Los ansiosos
Cada nueva revelación sobre los presuntos casos de corrupción permite al PP y a Vox imaginar que están a punto de lograr su propósito: que Sánchez abandone el poder
Con la llegada del Mundial de fútbol, los ciudadanos a quienes les gusta este deporte, y más concretamente que su selección gane como sea —aunque sea en el último minuto y gracias a una carambola—, se convierten en ciudadanos ansiosos, instalados en una perpetua inquietud.
Algo parecido está ocurriendo en la política española, donde se ha perdido toda moderación y distancia para abrazar una suerte de intensidad, ansiedad e impaciencia ante la posibilidad de que Pedro Sánchez convoque elecciones generales antes de acabar el año. Cada nueva revelación sobre los presuntos casos de corrupción permite al PP y a Vox imaginar que están a punto de lograr su propósito: que Sánchez abandone el poder. La acumulación de nuevos datos proyecta en la imaginación de las derechas la sensación de que el partido ya está ganado, de que solo queda esperar a que el árbitro pite el final para celebrar la victoria.
La cuestión es que la política española parece atrapada entre la ansiedad de quien está a punto de perder el partido y la de quienes ya se sienten vencedores antes de que este termine. Cualquier iniciativa acaba siendo producto del desasosiego, de la sensación de caída o del deseo de victoria.

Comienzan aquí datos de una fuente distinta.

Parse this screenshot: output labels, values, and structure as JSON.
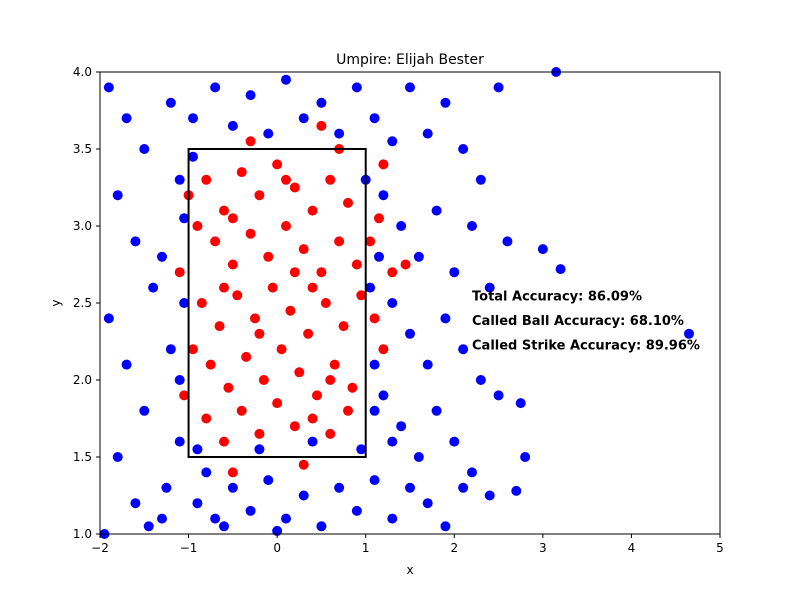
{
  "chart_data": {
    "type": "scatter",
    "title": "Umpire: Elijah Bester",
    "xlabel": "x",
    "ylabel": "y",
    "xlim": [
      -2,
      5
    ],
    "ylim": [
      1.0,
      4.0
    ],
    "xticks": [
      "−2",
      "−1",
      "0",
      "1",
      "2",
      "3",
      "4",
      "5"
    ],
    "yticks": [
      "1.0",
      "1.5",
      "2.0",
      "2.5",
      "3.0",
      "3.5",
      "4.0"
    ],
    "grid": false,
    "strike_zone": {
      "x": [
        -1,
        1
      ],
      "y": [
        1.5,
        3.5
      ]
    },
    "series": [
      {
        "color": "#0000ff",
        "points": [
          [
            -1.9,
            3.9
          ],
          [
            -1.7,
            3.7
          ],
          [
            -1.5,
            3.5
          ],
          [
            -1.8,
            3.2
          ],
          [
            -1.6,
            2.9
          ],
          [
            -1.4,
            2.6
          ],
          [
            -1.9,
            2.4
          ],
          [
            -1.7,
            2.1
          ],
          [
            -1.5,
            1.8
          ],
          [
            -1.8,
            1.5
          ],
          [
            -1.6,
            1.2
          ],
          [
            -1.3,
            1.1
          ],
          [
            -1.2,
            3.8
          ],
          [
            -1.1,
            3.3
          ],
          [
            -1.3,
            2.8
          ],
          [
            -1.2,
            2.2
          ],
          [
            -1.1,
            1.6
          ],
          [
            -1.25,
            1.3
          ],
          [
            -0.9,
            1.2
          ],
          [
            -0.8,
            1.4
          ],
          [
            -0.7,
            1.1
          ],
          [
            -0.5,
            1.3
          ],
          [
            -0.3,
            1.15
          ],
          [
            -0.1,
            1.35
          ],
          [
            0.1,
            1.1
          ],
          [
            0.3,
            1.25
          ],
          [
            0.5,
            1.05
          ],
          [
            0.7,
            1.3
          ],
          [
            0.9,
            1.15
          ],
          [
            1.1,
            1.35
          ],
          [
            1.3,
            1.1
          ],
          [
            -0.95,
            3.7
          ],
          [
            -0.7,
            3.9
          ],
          [
            -0.5,
            3.65
          ],
          [
            -0.3,
            3.85
          ],
          [
            -0.1,
            3.6
          ],
          [
            0.1,
            3.95
          ],
          [
            0.3,
            3.7
          ],
          [
            0.5,
            3.8
          ],
          [
            0.7,
            3.6
          ],
          [
            0.9,
            3.9
          ],
          [
            1.1,
            3.7
          ],
          [
            1.3,
            3.55
          ],
          [
            1.5,
            3.9
          ],
          [
            1.7,
            3.6
          ],
          [
            1.9,
            3.8
          ],
          [
            2.1,
            3.5
          ],
          [
            2.3,
            3.3
          ],
          [
            2.5,
            3.9
          ],
          [
            1.2,
            3.2
          ],
          [
            1.4,
            3.0
          ],
          [
            1.6,
            2.8
          ],
          [
            1.8,
            3.1
          ],
          [
            2.0,
            2.7
          ],
          [
            2.2,
            3.0
          ],
          [
            2.4,
            2.6
          ],
          [
            2.6,
            2.9
          ],
          [
            1.3,
            2.5
          ],
          [
            1.5,
            2.3
          ],
          [
            1.7,
            2.1
          ],
          [
            1.9,
            2.4
          ],
          [
            2.1,
            2.2
          ],
          [
            2.3,
            2.0
          ],
          [
            2.5,
            1.9
          ],
          [
            1.2,
            1.9
          ],
          [
            1.4,
            1.7
          ],
          [
            1.6,
            1.5
          ],
          [
            1.8,
            1.8
          ],
          [
            2.0,
            1.6
          ],
          [
            2.2,
            1.4
          ],
          [
            1.3,
            1.6
          ],
          [
            1.5,
            1.3
          ],
          [
            1.7,
            1.2
          ],
          [
            1.9,
            1.05
          ],
          [
            2.1,
            1.3
          ],
          [
            1.1,
            2.1
          ],
          [
            1.15,
            2.8
          ],
          [
            1.1,
            1.8
          ],
          [
            2.8,
            1.5
          ],
          [
            2.75,
            1.85
          ],
          [
            3.0,
            2.85
          ],
          [
            3.2,
            2.72
          ],
          [
            3.15,
            4.0
          ],
          [
            2.4,
            1.25
          ],
          [
            2.7,
            1.28
          ],
          [
            4.65,
            2.3
          ],
          [
            -1.95,
            1.0
          ],
          [
            -1.45,
            1.05
          ],
          [
            -0.6,
            1.05
          ],
          [
            0.0,
            1.02
          ],
          [
            -1.05,
            2.5
          ],
          [
            -1.1,
            2.0
          ],
          [
            -1.05,
            3.05
          ],
          [
            -0.95,
            3.45
          ],
          [
            -0.9,
            1.55
          ],
          [
            0.95,
            1.55
          ],
          [
            1.05,
            2.6
          ],
          [
            1.0,
            3.3
          ],
          [
            -0.2,
            1.55
          ],
          [
            0.4,
            1.6
          ]
        ]
      },
      {
        "color": "#ff0000",
        "points": [
          [
            -0.8,
            3.3
          ],
          [
            -0.6,
            3.1
          ],
          [
            -0.4,
            3.35
          ],
          [
            -0.2,
            3.2
          ],
          [
            0.0,
            3.4
          ],
          [
            0.2,
            3.25
          ],
          [
            0.4,
            3.1
          ],
          [
            0.6,
            3.3
          ],
          [
            0.8,
            3.15
          ],
          [
            -0.7,
            2.9
          ],
          [
            -0.5,
            2.75
          ],
          [
            -0.3,
            2.95
          ],
          [
            -0.1,
            2.8
          ],
          [
            0.1,
            3.0
          ],
          [
            0.3,
            2.85
          ],
          [
            0.5,
            2.7
          ],
          [
            0.7,
            2.9
          ],
          [
            0.9,
            2.75
          ],
          [
            -0.85,
            2.5
          ],
          [
            -0.65,
            2.35
          ],
          [
            -0.45,
            2.55
          ],
          [
            -0.25,
            2.4
          ],
          [
            -0.05,
            2.6
          ],
          [
            0.15,
            2.45
          ],
          [
            0.35,
            2.3
          ],
          [
            0.55,
            2.5
          ],
          [
            0.75,
            2.35
          ],
          [
            0.95,
            2.55
          ],
          [
            -0.75,
            2.1
          ],
          [
            -0.55,
            1.95
          ],
          [
            -0.35,
            2.15
          ],
          [
            -0.15,
            2.0
          ],
          [
            0.05,
            2.2
          ],
          [
            0.25,
            2.05
          ],
          [
            0.45,
            1.9
          ],
          [
            0.65,
            2.1
          ],
          [
            0.85,
            1.95
          ],
          [
            -0.8,
            1.75
          ],
          [
            -0.6,
            1.6
          ],
          [
            -0.4,
            1.8
          ],
          [
            -0.2,
            1.65
          ],
          [
            0.0,
            1.85
          ],
          [
            0.2,
            1.7
          ],
          [
            0.4,
            1.75
          ],
          [
            0.6,
            1.65
          ],
          [
            0.8,
            1.8
          ],
          [
            -0.9,
            3.0
          ],
          [
            -0.95,
            2.2
          ],
          [
            1.05,
            2.9
          ],
          [
            1.1,
            2.4
          ],
          [
            1.2,
            2.2
          ],
          [
            1.15,
            3.05
          ],
          [
            -1.1,
            2.7
          ],
          [
            -1.05,
            1.9
          ],
          [
            -0.5,
            1.4
          ],
          [
            0.3,
            1.45
          ],
          [
            -0.3,
            3.55
          ],
          [
            0.5,
            3.65
          ],
          [
            0.1,
            3.3
          ],
          [
            -0.6,
            2.6
          ],
          [
            0.2,
            2.7
          ],
          [
            0.6,
            2.0
          ],
          [
            -0.2,
            2.3
          ],
          [
            0.4,
            2.6
          ],
          [
            -0.5,
            3.05
          ],
          [
            0.7,
            3.5
          ],
          [
            1.3,
            2.7
          ],
          [
            1.45,
            2.75
          ],
          [
            1.2,
            3.4
          ],
          [
            -1.0,
            3.2
          ]
        ]
      }
    ],
    "annotations": [
      {
        "text": "Total Accuracy: 86.09%",
        "x": 2.2,
        "y": 2.55
      },
      {
        "text": "Called Ball Accuracy: 68.10%",
        "x": 2.2,
        "y": 2.39
      },
      {
        "text": "Called Strike Accuracy: 89.96%",
        "x": 2.2,
        "y": 2.23
      }
    ]
  }
}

Todo lo que queda entre ganar y perder se diluye, opera como un freno frente al impulso de saberse vencedor o de resistir hasta el final.

La ansiedad de unos y otros se convierte así en fuerzas contrarias que se enfrentan y, al mismo tiempo, se necesitan para sostenerse. Lo que queda en medio – la democracia, el bien común, el buen gobierno, la verdad o la responsabilidad – parece evaporarse como gotas de agua suspendidas en el aire. Ninguna de las dos fuerzas en colisión puede detener su impulso sin correr el riesgo de desaparecer. La ansiedad se canaliza entonces en un empeño ciego por destruir las posibilidades de victoria del adversario, con el peligro de que sea la inquietud la que termine dominando cualquier decisión política.
El resultado es un estado que se asemeja al frenesí, donde la agitación permanente y la aceleración constante pueden conducir al delirio político. Las derechas españolas se proyectan en la ansiedad de la izquierda por perder el poder, del mismo modo que las izquierdas se alimentan de las inquietudes de la derecha. El resultado es una política hecha de nervio, excitación y miedo: miedo a que el partido nunca termine, a que el árbitro no ponga el punto final, a que los aficionados abandonen las gradas o a que los medios de comunicación, exhaustos, desconecten las cámaras.
Si todo eso ocurriera, lo que veríamos sería políticos dando tumbos, desconcertados, mirando con ansiedad la pantalla apagada del estadio para intentar averiguar cuál ha sido finalmente el resultado del partido.